Klain è stato, in ordine sparso, assistente di un giudice della Corte suprema, capo dell’ufficio legale di un deputato democratico, avvocato per uno dei più importanti studi americani, direttore dello staff del gruppo democratico al Senato, lobbista del colosso dei mutui Fannie Mae, consulente della campagne elettorale di Bill Clinton e John Kerry, capo di gabinetto del procuratore generale degli Stati Uniti e ha ricoperto la stessa carica per Al Gore quando era vicepresidente. Kevin Spacey lo ha interpretato nel film Recount, sulla vicenda del complicatissimo riconteggio dei vioti in Florida nel 2000 che ha dato infine la vittoria a George W. Bush.

Anche in quella fase è incappato in un incidente simile a quello andato in scena fra Biden e i Clinton.
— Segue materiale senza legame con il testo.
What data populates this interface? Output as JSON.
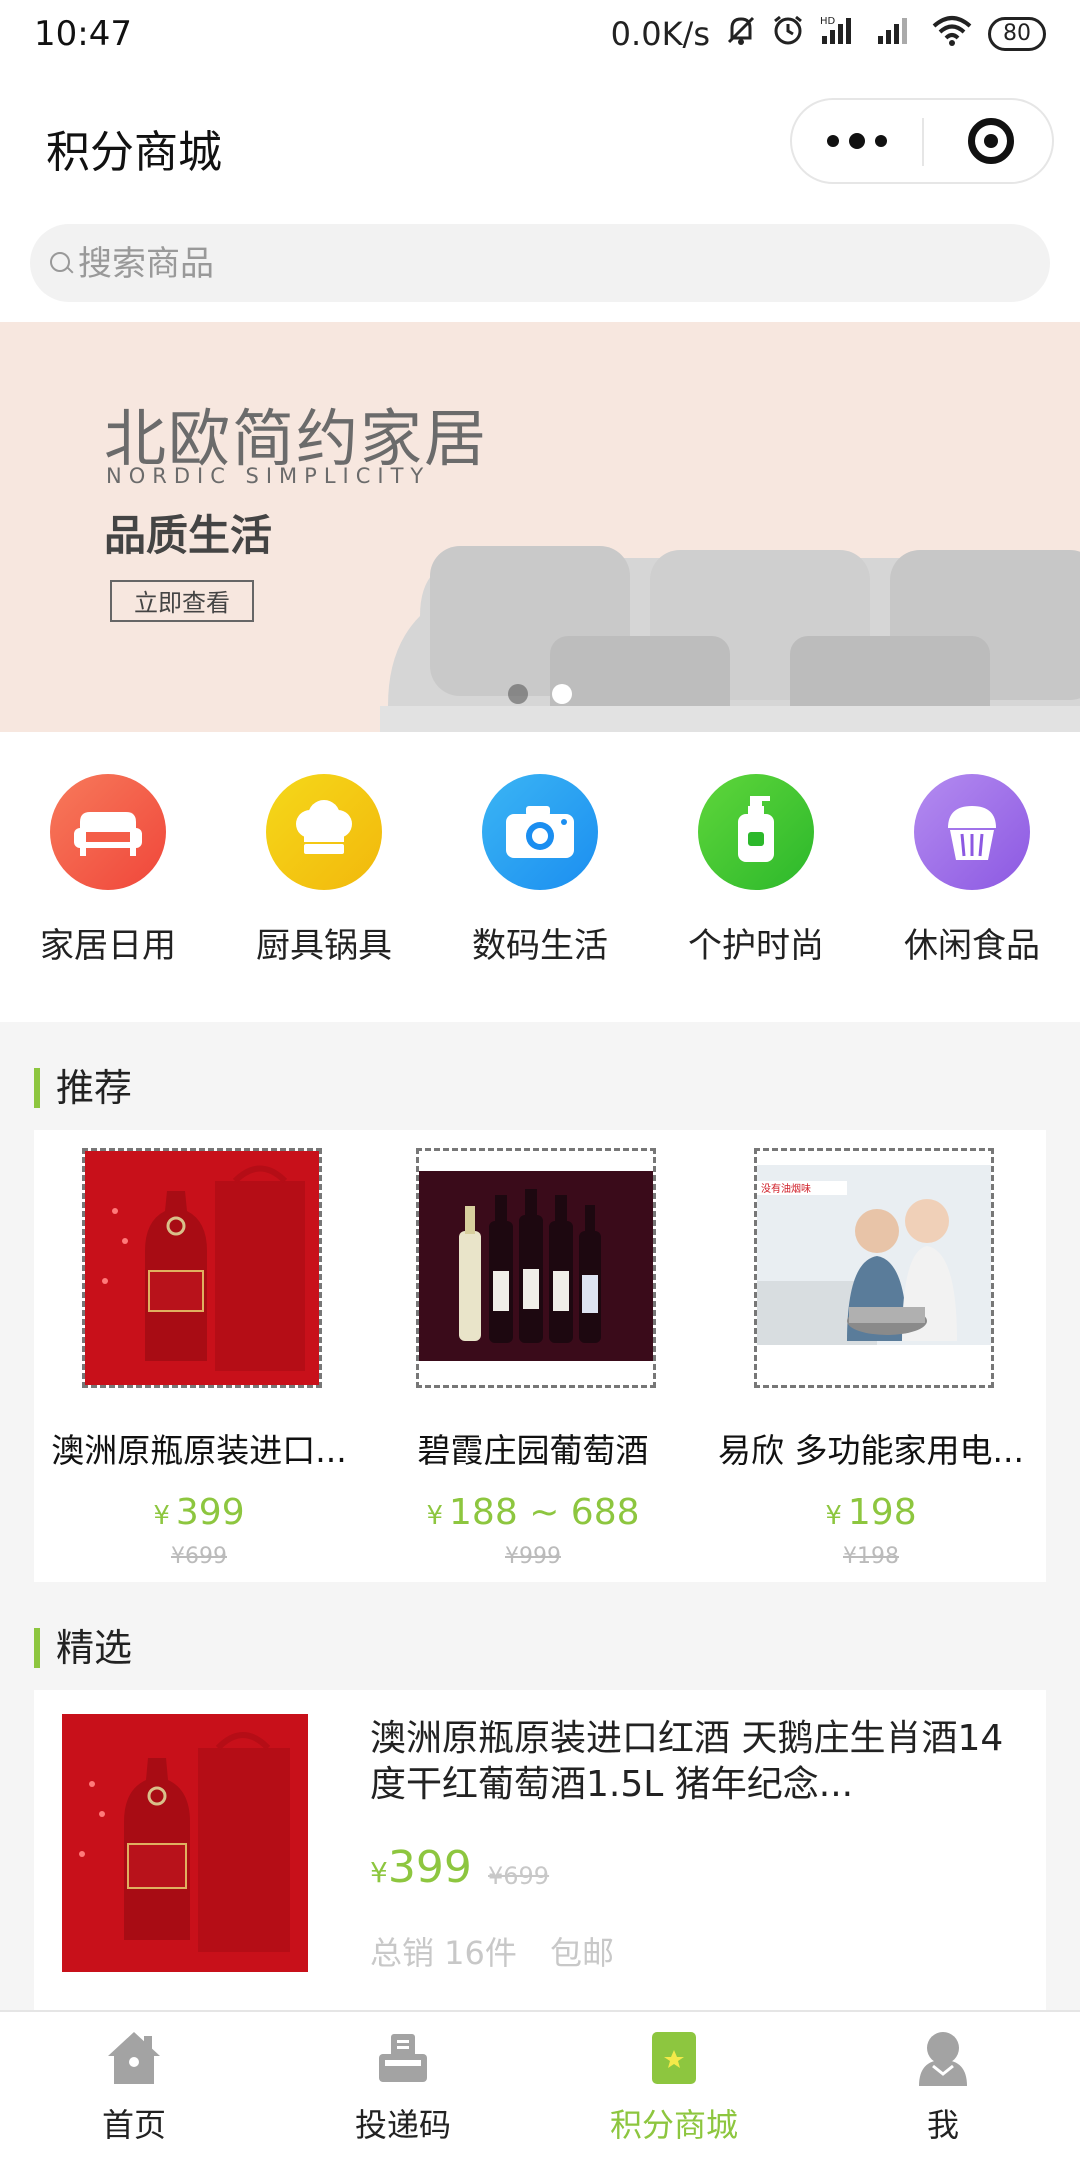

Pur essendo un uomo di Gore, è stato accusato dai pretoriani del vicepresidente di essere stato troppo incline a parteggiare per Clinton negli anni alla Casa Bianca, ed è stato messo poco gentilmente alla porta dal suo ex capo.

Genio multiforme

Klain è dotato di quel particolare genio multiforme che viene solitamente premiato dalle regole non scritte della gestione del potere della capitale. Risolve problemi della natura più diversa, parla con tutti, non c’è grana che non voglia accollarsi. Chi lo conosce dice che il suo vero talento è quello di vedere i problemi molto prima che atterrino sulle scrivanie dei suoi superiori.
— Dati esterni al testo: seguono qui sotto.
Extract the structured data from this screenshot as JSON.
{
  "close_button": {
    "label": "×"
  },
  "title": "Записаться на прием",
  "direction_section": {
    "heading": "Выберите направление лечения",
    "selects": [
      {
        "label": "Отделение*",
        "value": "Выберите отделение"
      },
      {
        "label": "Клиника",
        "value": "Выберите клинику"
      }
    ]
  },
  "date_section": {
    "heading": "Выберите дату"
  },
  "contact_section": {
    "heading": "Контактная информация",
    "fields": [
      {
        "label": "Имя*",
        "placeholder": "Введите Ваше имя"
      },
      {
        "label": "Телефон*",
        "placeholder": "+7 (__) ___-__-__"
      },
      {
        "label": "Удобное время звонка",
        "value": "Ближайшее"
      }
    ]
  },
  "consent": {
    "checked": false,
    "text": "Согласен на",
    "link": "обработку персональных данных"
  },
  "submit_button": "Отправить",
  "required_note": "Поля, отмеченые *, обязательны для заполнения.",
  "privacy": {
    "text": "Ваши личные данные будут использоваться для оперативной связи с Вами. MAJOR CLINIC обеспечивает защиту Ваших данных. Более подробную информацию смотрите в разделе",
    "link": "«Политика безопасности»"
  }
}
Biden lo ha sempre voluto accanto a sé nella preparazione dei dibattiti, perché «può predire le domande che verranno fatte al candidato con un tasso di precisione del 95 per cento», come ha detto una volta Tom Donilon, ex consigliere per la sicurezza nazionale negli anni di Obama.

In tempi di pandemia, la sua nomina è stata letta come un segno che Biden, contrariamente a Trump, crede nelle competenze, e dunque si affida a chi ha già gestito un’emergenza sanitaria. Ma quando è stato nominato «zar» per il contenimento di Ebola, è stato duramente criticato proprio perché non aveva alcuna competenza o esperienze pregresse nella politica sanitaria. Era, invece, un grande esperto di crisi politiche, gestione dell’immagine, capacità negoziali e di leadership. All’università di Georgetown teneva un corso su come riabilitare l’immagine dei politici dopo una gaffe.
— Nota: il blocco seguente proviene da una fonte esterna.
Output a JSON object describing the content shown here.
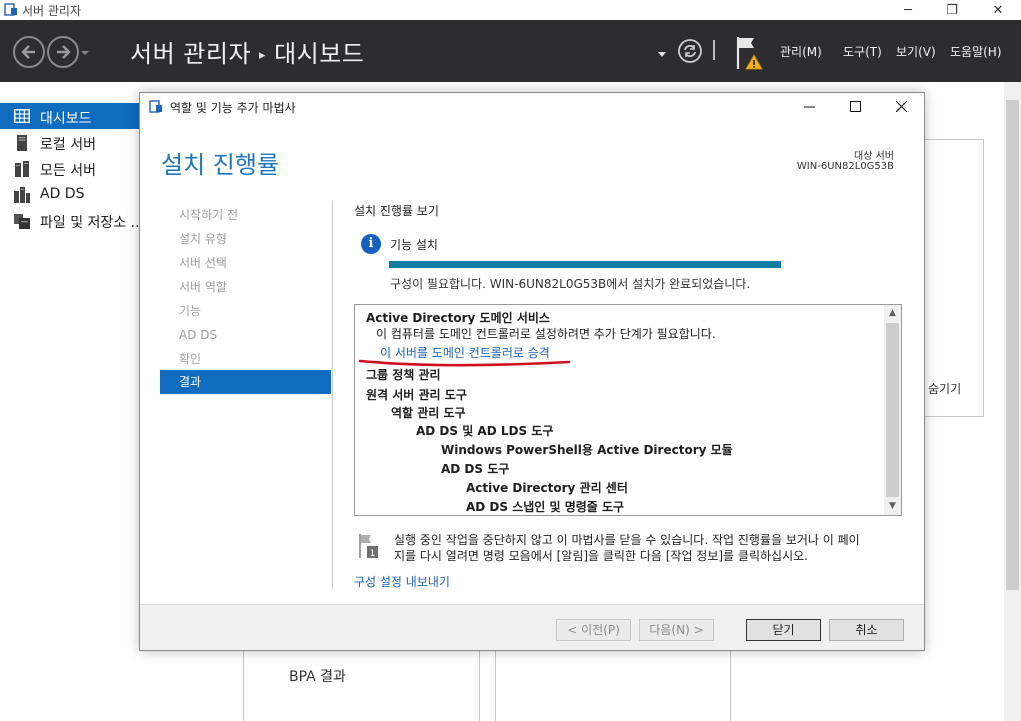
{
  "window": {
    "title": "서버 관리자",
    "controls": [
      "─",
      "❐",
      "✕"
    ]
  },
  "header": {
    "title": "서버 관리자",
    "page": "대시보드",
    "menus": [
      "관리(M)",
      "도구(T)",
      "보기(V)",
      "도움말(H)"
    ]
  },
  "sidebar": {
    "items": [
      {
        "label": "대시보드",
        "icon": "dashboard-icon",
        "active": true
      },
      {
        "label": "로컬 서버",
        "icon": "server-icon"
      },
      {
        "label": "모든 서버",
        "icon": "servers-icon"
      },
      {
        "label": "AD DS",
        "icon": "ad-ds-icon"
      },
      {
        "label": "파일 및 저장소 ...",
        "icon": "file-storage-icon"
      }
    ]
  },
  "background": {
    "hide_label": "숨기기",
    "bpa_label": "BPA 결과"
  },
  "dialog": {
    "title": "역할 및 기능 추가 마법사",
    "heading": "설치 진행률",
    "dest_label": "대상 서버",
    "dest_server": "WIN-6UN82L0G53B",
    "steps": [
      "시작하기 전",
      "설치 유형",
      "서버 선택",
      "서버 역할",
      "기능",
      "AD DS",
      "확인",
      "결과"
    ],
    "active_step": 7,
    "content_label": "설치 진행률 보기",
    "feature_install": "기능 설치",
    "progress": 1.0,
    "status": "구성이 필요합니다. WIN-6UN82L0G53B에서 설치가 완료되었습니다.",
    "results": {
      "ad_title": "Active Directory 도메인 서비스",
      "ad_desc": "이 컴퓨터를 도메인 컨트롤러로 설정하려면 추가 단계가 필요합니다.",
      "promote_link": "이 서버를 도메인 컨트롤러로 승격",
      "gpm": "그룹 정책 관리",
      "rsat": "원격 서버 관리 도구",
      "role_tools": "역할 관리 도구",
      "adds_lds": "AD DS 및 AD LDS 도구",
      "ps_module": "Windows PowerShell용 Active Directory 모듈",
      "adds_tools": "AD DS 도구",
      "admin_center": "Active Directory 관리 센터",
      "snapins": "AD DS 스냅인 및 명령줄 도구"
    },
    "note_line1": "실행 중인 작업을 중단하지 않고 이 마법사를 닫을 수 있습니다. 작업 진행률을 보거나 이 페이",
    "note_line2": "지를 다시 열려면 명령 모음에서 [알림]을 클릭한 다음 [작업 정보]를 클릭하십시오.",
    "export_link": "구성 설정 내보내기",
    "buttons": {
      "prev": "< 이전(P)",
      "next": "다음(N) >",
      "close": "닫기",
      "cancel": "취소"
    }
  },
  "colors": {
    "header_bg": "#2d2d30",
    "accent": "#0f6cbf",
    "progress": "#0f7ea3",
    "link": "#1e63b8",
    "annotation": "#d0101e"
  }
}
Nella scelta di Klain si può leggere anche un messaggio mandato da Biden all’ala sinistra del partito, la cui sensibilità non può accordarsi con il profilo di un operatore di palazzo di vecchia scuola. I dati sui flussi elettorali non si sono ancora sedimentati, ma le prime analisi dicono che i candidati più radicali non hanno avuto il successo travolgente che speravano. Un esempio: in Nebraska la candidata della sinistra-sinistra Kara Eastman è stata sconfitta da un repubblicano in un distretto dove però Biden ha vinto di sette punti percentuali. Casi come questo danno fiato alla teoria bideniana che il futuro dei democratici vada cercato al centro, e rendono credibili le voci sul fatto che Bernie Sanders ed Elizabeth Warren non avranno posti di rilievo nell’amministrazione.